Жихарев согласно кивал голым черепом, брови у него дрожали.
Возвратясь из бани, он одевался франтом, надевал манишку, косынку на шею, выпускал по атласному жилету длинную серебряную цепь и молча уезжал, приказав мне и Павлу:
– К вечеру приберите мастерскую почище; большой стол вымыть, выскоблить!
У всех являлось праздничное настроение, все подтягивались, чистились, бежали в баню, наскоро ужинали; после ужина являлся Жихарев, с кульками закусок, с пивом и вином, а за ним – женщина, преувеличенная во всех измерениях почти безобразно. Ростом она была вершков двенадцати сверх двух аршин, все наши стулья и табуретки становились перед нею игрушечными, даже длинный Ситанов – подросток обок с нею. Она очень стройная, но ее грудь бугром поднята к подбородку, движения медленны, неуклюжи. Ей за сорок лет. но круглое, неподвижное лицо ее, с огромными глазами лошади, свежо и гладко, маленький рот кажется нарисованным, как у дешевой куклы. Жеманно улыбаясь, она совала всем широкую теплую ладонь и говорила ненужные слова:
– Здравствуйте. Морозно сегодня. Как у вас густо пахнет. Это краской пахнет. Здравствуйте.
Смотреть на нее, спокойную и сильную, как большая полноводная река, приятно, но в речах ее – что-то снотворное, все они не нужны и утомляют. Перед тем, как сказать слово, она надувалась, еще более округляя почти багровые щеки.
Молодежь, ухмыляясь, шепчется:
– Вот так машина!
– Колокольня!
Сложив губы бантиком, а руки под грудями, она садится за накрытый стол, к самовару, и смотрит на всех по очереди добрым взглядом лошадиных глаз.

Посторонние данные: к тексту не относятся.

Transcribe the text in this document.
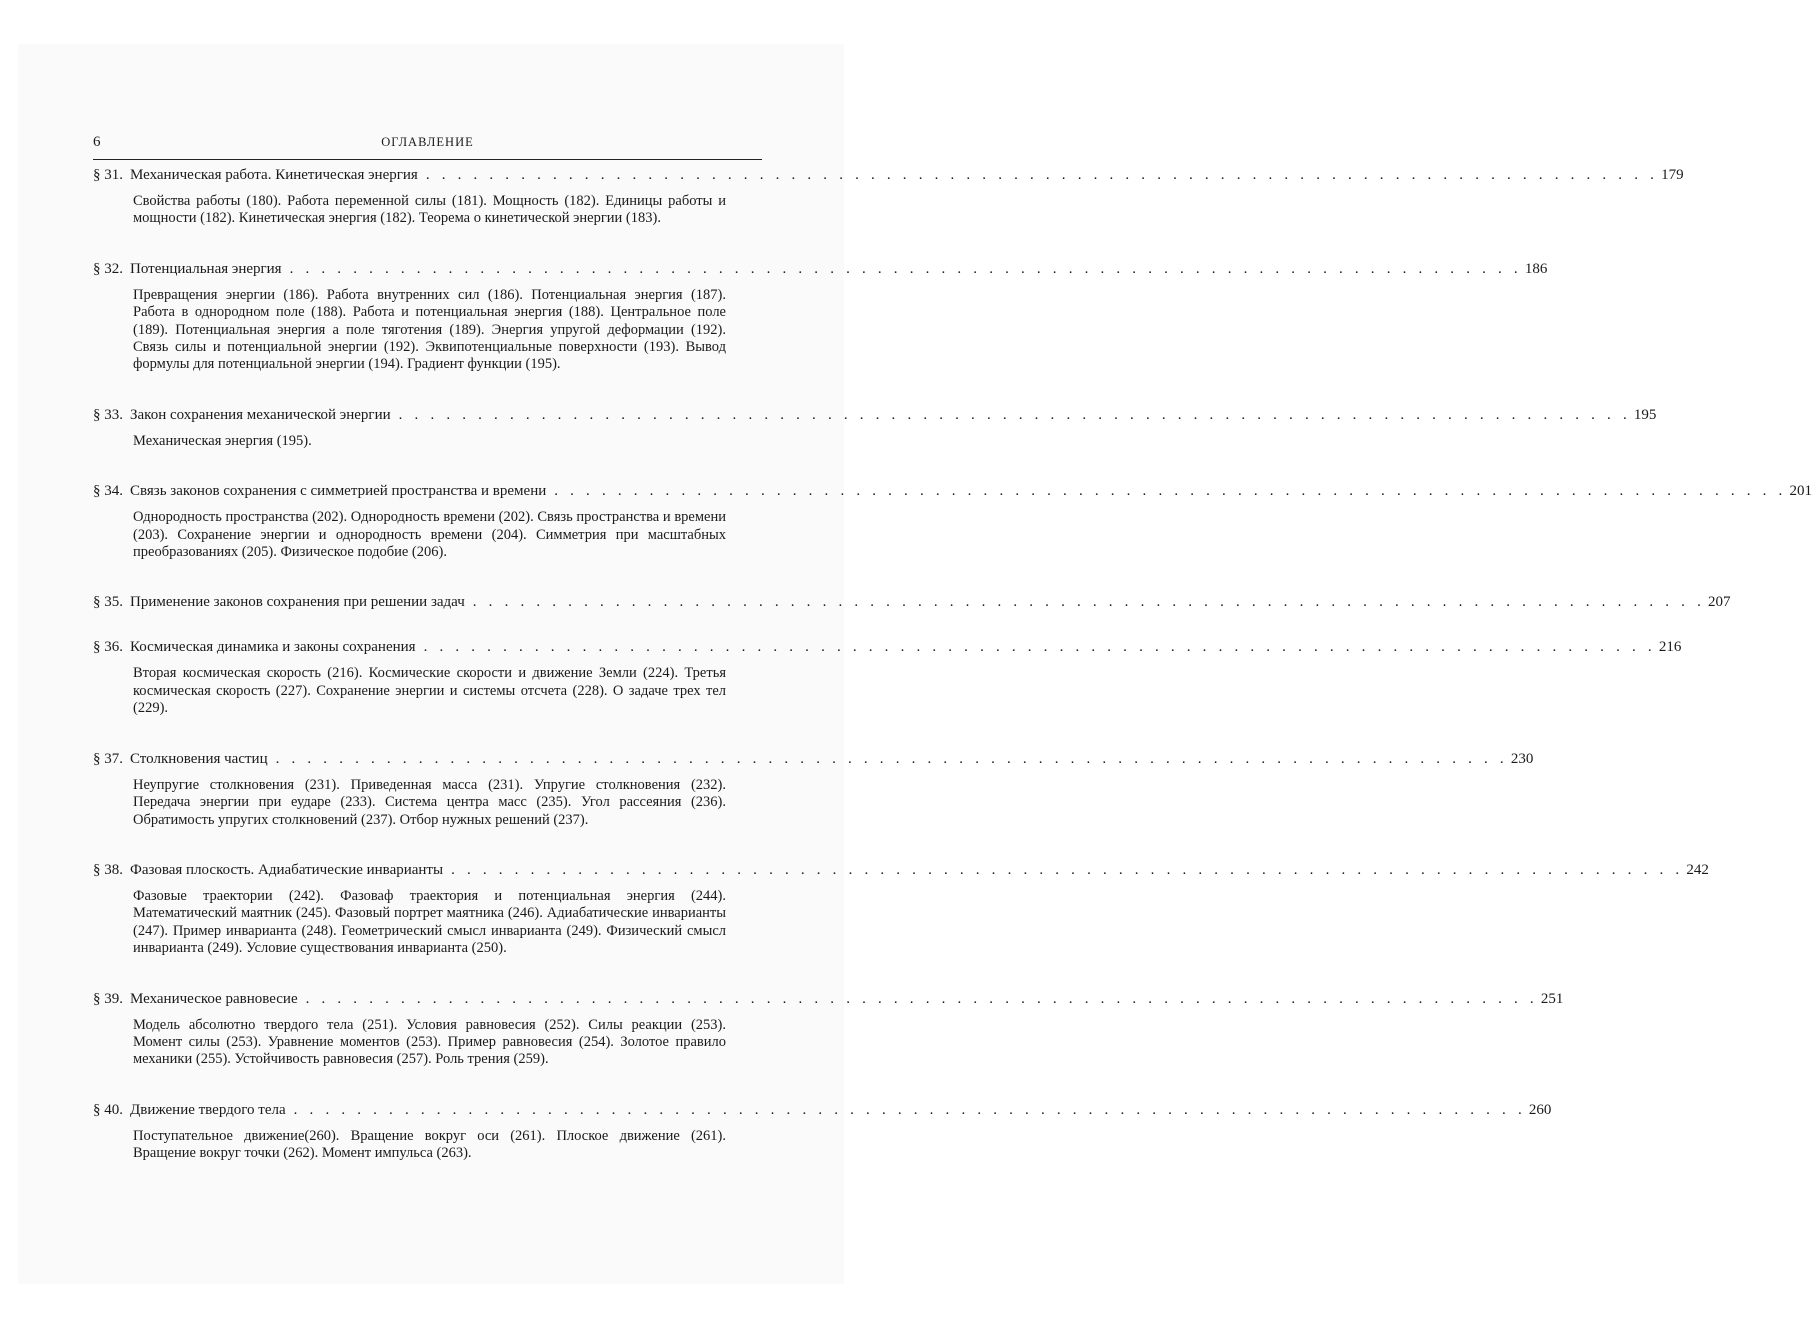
6	ОГЛАВЛЕНИЕ
§ 31. Механическая работа. Кинетическая энергия . . . . . . . . . . . . . . . . . . . . . . . . . . . . . . . . . . . . . . . . . . . . . . . . . . . . . . . . . . . . . . . . . . . . . . . . . . . . . . 179
Свойства работы (180). Работа переменной силы (181). Мощность (182). Единицы работы и мощности (182). Кинетическая энергия (182). Теорема о кинетической энергии (183).
§ 32. Потенциальная энергия . . . . . . . . . . . . . . . . . . . . . . . . . . . . . . . . . . . . . . . . . . . . . . . . . . . . . . . . . . . . . . . . . . . . . . . . . . . . . . 186
Превращения энергии (186). Работа внутренних сил (186). Потенциальная энергия (187). Работа в однородном поле (188). Работа и потенциальная энергия (188). Центральное поле (189). Потенциальная энергия а поле тяготения (189). Энергия упругой деформации (192). Связь силы и потенциальной энергии (192). Эквипотенциальные поверхности (193). Вывод формулы для потенциальной энергии (194). Градиент функции (195).
§ 33. Закон сохранения механической энергии . . . . . . . . . . . . . . . . . . . . . . . . . . . . . . . . . . . . . . . . . . . . . . . . . . . . . . . . . . . . . . . . . . . . . . . . . . . . . . 195
Механическая энергия (195).
§ 34. Связь законов сохранения с симметрией пространства и времени . . . . . . . . . . . . . . . . . . . . . . . . . . . . . . . . . . . . . . . . . . . . . . . . . . . . . . . . . . . . . . . . . . . . . . . . . . . . . . 201
Однородность пространства (202). Однородность времени (202). Связь пространства и времени (203). Сохранение энергии и однородность времени (204). Симметрия при масштабных преобразованиях (205). Физическое подобие (206).
§ 35. Применение законов сохранения при решении задач . . . . . . . . . . . . . . . . . . . . . . . . . . . . . . . . . . . . . . . . . . . . . . . . . . . . . . . . . . . . . . . . . . . . . . . . . . . . . . 207
§ 36. Космическая динамика и законы сохранения . . . . . . . . . . . . . . . . . . . . . . . . . . . . . . . . . . . . . . . . . . . . . . . . . . . . . . . . . . . . . . . . . . . . . . . . . . . . . . 216
Вторая космическая скорость (216). Космические скорости и движение Земли (224). Третья космическая скорость (227). Сохранение энергии и системы отсчета (228). О задаче трех тел (229).
§ 37. Столкновения частиц . . . . . . . . . . . . . . . . . . . . . . . . . . . . . . . . . . . . . . . . . . . . . . . . . . . . . . . . . . . . . . . . . . . . . . . . . . . . . . 230
Неупругие столкновения (231). Приведенная масса (231). Упругие столкновения (232). Передача энергии при еударе (233). Система центра масс (235). Угол рассеяния (236). Обратимость упругих столкновений (237). Отбор нужных решений (237).
§ 38. Фазовая плоскость. Адиабатические инварианты . . . . . . . . . . . . . . . . . . . . . . . . . . . . . . . . . . . . . . . . . . . . . . . . . . . . . . . . . . . . . . . . . . . . . . . . . . . . . . 242
Фазовые траектории (242). Фазоваф траектория и потенциальная энергия (244). Математический маятник (245). Фазовый портрет маятника (246). Адиабатические инварианты (247). Пример инварианта (248). Геометрический смысл инварианта (249). Физический смысл инварианта (249). Условие существования инварианта (250).
§ 39. Механическое равновесие . . . . . . . . . . . . . . . . . . . . . . . . . . . . . . . . . . . . . . . . . . . . . . . . . . . . . . . . . . . . . . . . . . . . . . . . . . . . . . 251
Модель абсолютно твердого тела (251). Условия равновесия (252). Силы реакции (253). Момент силы (253). Уравнение моментов (253). Пример равновесия (254). Золотое правило механики (255). Устойчивость равновесия (257). Роль трения (259).
§ 40. Движение твердого тела . . . . . . . . . . . . . . . . . . . . . . . . . . . . . . . . . . . . . . . . . . . . . . . . . . . . . . . . . . . . . . . . . . . . . . . . . . . . . . 260
Поступательное движение(260). Вращение вокруг оси (261). Плоское движение (261). Вращение вокруг точки (262). Момент импульса (263).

Все относятся к ней почтительно, молодежь даже немножко боится ее, смотрит юноша на это большое тело жадными глазами, но когда с его взглядом встретится ее тесно обнимающий взгляд, юноша смущенно опускает свои глаза. Жихарев тоже почтителен к своей гостье, говорит с нею на "вы", зовет ее кумушкой, угощая, кланяется низко.
– Да вы не беспокойтесь, – сладко тянет она, – какой вы беспокойный, право!
Сама она живет не спеша, руки ее двигаются только от локтей до кисти, а локти крепко прижаты к бокам. От нее исходит спиртной запах горячего хлеба.
Старик Гоголев, заикаясь от восторга, хвалит красоту женщины – точно дьячок акафист читает, она слушает, благосклонно улыбаясь, а когда он запутается в словах – она говорит о себе:
– А в девицах мы вовсе некрасивой были, это всё от женской жизни прибавилось нам. К тридцати годам сделались мы такой примечательной, что даже дворяне интересовались, один уездный предводитель коляску с парой лошадей обещали…
Капендюхин, выпивший, встрепанный, смотрит на нее ненавидящим взглядом и грубо спрашивает:
– Это – за что же обещал?
– За любовь нашу, конешно, – объясняет гостья.
– Любовь, – бормочет Капендюхин, смущаясь, – какая там любовь?
– Вы, такой прекрасный молодец, очень хорошо знаете про любовь, говорит женщина просто.
Мастерская трясется от хохота, а Ситанов ворчит Капендюхину:
– Дура, коли не хуже! Эдакую можно любить только от великой тоски, как всем известно…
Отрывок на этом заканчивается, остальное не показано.